Secondary Outcome Measures
- Caregivers' perception of helpfulness in communicating with their physicians [Up to 3 years]
Sample t-test or Wilcoxon rank sum test, whichever appropriate, will be used.
- Patients'/caregivers' overall satisfaction with the consultation [Up to 3 years]
Sample t-test or Wilcoxon rank sum test, whichever appropriate, will be used.
- Physician's view/overall satisfaction about the information material [Up to 3 years]
Sample t-test or Wilcoxon rank sum test, whichever appropriate, will be used.
- Change in patient anxiety state scores before and after consultation between the QPS and the GIS [Baseline up to 6 weeks]
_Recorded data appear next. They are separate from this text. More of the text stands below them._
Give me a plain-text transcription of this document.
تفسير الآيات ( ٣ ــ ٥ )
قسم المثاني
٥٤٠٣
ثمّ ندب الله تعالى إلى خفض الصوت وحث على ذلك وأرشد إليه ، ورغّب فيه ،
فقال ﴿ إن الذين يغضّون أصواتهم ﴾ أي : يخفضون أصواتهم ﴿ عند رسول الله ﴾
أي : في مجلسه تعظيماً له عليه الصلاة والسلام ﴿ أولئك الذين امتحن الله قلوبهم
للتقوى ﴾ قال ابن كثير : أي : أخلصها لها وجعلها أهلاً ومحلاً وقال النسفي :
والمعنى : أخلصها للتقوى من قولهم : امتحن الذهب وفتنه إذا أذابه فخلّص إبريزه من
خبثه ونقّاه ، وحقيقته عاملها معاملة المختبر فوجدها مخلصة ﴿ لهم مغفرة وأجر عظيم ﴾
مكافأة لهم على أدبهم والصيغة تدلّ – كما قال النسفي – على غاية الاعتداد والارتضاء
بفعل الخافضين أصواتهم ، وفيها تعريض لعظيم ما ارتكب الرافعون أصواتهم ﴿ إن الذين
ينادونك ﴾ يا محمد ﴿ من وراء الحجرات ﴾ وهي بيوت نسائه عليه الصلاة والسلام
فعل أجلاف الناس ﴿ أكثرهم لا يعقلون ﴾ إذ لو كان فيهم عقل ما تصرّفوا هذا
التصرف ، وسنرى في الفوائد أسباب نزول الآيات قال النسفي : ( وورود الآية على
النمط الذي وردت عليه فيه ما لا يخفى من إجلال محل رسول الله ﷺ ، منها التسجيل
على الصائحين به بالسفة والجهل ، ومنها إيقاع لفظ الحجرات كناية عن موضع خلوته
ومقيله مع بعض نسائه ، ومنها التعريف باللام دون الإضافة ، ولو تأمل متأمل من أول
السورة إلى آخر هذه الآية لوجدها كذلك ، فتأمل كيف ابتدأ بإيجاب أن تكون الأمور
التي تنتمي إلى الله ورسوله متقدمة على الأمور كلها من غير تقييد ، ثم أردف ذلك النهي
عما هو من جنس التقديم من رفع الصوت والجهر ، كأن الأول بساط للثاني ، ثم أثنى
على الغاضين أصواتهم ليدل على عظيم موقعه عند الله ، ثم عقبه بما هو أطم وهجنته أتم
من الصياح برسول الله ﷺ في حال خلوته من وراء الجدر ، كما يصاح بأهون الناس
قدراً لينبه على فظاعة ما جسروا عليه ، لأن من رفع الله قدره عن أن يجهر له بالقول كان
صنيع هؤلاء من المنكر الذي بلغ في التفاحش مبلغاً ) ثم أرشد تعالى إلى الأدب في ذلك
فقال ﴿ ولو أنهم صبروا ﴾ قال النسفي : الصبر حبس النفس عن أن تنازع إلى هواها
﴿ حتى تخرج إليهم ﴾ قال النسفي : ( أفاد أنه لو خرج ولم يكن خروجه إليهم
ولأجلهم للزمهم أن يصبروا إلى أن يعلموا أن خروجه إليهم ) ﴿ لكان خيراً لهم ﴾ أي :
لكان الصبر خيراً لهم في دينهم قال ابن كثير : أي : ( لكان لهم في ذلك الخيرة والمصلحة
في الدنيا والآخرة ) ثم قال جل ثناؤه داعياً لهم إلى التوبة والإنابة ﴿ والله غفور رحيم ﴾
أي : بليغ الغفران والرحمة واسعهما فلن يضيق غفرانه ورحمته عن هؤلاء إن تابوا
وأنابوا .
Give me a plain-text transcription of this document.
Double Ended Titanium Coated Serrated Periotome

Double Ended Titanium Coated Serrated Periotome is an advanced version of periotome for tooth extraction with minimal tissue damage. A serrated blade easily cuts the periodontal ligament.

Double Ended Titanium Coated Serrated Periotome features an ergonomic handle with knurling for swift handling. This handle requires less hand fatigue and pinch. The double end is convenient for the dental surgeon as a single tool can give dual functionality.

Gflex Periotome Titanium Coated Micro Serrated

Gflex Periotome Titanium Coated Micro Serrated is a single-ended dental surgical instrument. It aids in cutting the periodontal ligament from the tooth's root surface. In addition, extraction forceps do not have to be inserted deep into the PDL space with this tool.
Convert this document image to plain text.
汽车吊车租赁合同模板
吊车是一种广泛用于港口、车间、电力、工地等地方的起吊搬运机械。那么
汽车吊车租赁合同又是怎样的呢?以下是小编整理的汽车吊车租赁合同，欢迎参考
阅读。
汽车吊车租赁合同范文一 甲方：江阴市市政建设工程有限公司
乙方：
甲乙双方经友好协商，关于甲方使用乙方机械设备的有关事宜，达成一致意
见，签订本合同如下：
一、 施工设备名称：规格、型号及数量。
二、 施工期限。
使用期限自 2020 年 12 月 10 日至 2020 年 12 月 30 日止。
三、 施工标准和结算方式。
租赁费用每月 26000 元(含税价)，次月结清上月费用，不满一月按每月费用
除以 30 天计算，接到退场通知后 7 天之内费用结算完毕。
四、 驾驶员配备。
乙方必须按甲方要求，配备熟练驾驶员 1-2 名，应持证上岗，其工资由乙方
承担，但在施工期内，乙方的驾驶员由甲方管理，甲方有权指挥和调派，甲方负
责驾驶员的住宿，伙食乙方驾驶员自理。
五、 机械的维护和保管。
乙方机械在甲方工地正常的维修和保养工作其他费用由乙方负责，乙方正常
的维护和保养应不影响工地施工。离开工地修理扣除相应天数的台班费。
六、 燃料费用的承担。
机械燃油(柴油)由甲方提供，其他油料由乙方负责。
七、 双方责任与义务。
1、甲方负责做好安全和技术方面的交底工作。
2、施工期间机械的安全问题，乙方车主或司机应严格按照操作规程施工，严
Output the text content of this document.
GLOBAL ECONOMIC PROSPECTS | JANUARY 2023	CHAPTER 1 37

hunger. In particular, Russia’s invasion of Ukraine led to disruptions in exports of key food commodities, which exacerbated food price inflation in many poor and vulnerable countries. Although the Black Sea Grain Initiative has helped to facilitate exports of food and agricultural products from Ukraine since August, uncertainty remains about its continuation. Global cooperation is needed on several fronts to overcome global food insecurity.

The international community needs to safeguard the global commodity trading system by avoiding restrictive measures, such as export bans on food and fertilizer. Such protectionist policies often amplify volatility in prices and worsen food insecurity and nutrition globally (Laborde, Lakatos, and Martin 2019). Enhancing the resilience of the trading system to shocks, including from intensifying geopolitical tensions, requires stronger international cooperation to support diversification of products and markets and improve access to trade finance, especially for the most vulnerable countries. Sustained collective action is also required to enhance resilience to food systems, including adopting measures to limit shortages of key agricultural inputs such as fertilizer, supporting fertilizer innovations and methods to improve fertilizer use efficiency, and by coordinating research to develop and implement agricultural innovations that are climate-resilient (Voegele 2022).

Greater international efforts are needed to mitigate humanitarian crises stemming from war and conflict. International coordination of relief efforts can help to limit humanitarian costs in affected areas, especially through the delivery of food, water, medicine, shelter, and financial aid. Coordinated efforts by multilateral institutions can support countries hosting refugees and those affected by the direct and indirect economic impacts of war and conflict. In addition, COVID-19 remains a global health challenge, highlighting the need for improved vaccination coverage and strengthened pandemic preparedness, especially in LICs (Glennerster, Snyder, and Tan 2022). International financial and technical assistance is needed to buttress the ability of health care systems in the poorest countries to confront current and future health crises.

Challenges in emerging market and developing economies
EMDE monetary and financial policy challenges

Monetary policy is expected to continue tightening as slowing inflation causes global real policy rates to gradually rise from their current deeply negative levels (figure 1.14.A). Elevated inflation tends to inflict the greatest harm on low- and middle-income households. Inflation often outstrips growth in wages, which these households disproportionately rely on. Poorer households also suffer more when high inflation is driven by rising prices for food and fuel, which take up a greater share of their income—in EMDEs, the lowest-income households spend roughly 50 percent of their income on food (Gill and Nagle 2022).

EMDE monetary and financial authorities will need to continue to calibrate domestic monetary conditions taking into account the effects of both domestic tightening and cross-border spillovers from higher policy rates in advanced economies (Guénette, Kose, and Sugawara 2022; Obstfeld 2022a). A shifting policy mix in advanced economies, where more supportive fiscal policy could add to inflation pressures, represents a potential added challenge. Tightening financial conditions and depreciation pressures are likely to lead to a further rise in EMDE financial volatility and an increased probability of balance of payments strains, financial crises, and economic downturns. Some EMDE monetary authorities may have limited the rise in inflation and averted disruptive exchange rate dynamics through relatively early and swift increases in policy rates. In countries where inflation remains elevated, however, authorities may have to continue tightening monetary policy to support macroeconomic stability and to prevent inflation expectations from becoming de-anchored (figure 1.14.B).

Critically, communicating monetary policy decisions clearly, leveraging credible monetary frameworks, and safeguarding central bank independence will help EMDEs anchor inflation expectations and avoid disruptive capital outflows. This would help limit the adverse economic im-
Sample t-test or Wilcoxon rank sum test, whichever appropriate, will be used.
- Average speaking time of patient or physician during the consultation visit affected by QPS [Up to 3 years]
Two sample t-test or Wilcoxon rank sum test, whichever appropriate, will be used to compare the average speaking time of patient or physician during the consultation visit. Also, general linear model will be applied to assess the effect of QPS on the average speaking time adjusting for clinically and/or statistically important factors.
- Demographic and clinical predictors of patients' perception of helpfulness of a QPS [Up to 3 years]
Univariate/multicovariate logistic regression will be used to evaluate patients' demographic and clinical factors on patients' perception of helpfulness of QPS when dichotomizing the answer to the question 3 in the Patient/Caregiver Assessment Questionnaire ("Agree/Strongly Agree"=Helpful versus the rest).
- Overall patients' preference between the QPS and GIS in an open label phase [Up to 3 years]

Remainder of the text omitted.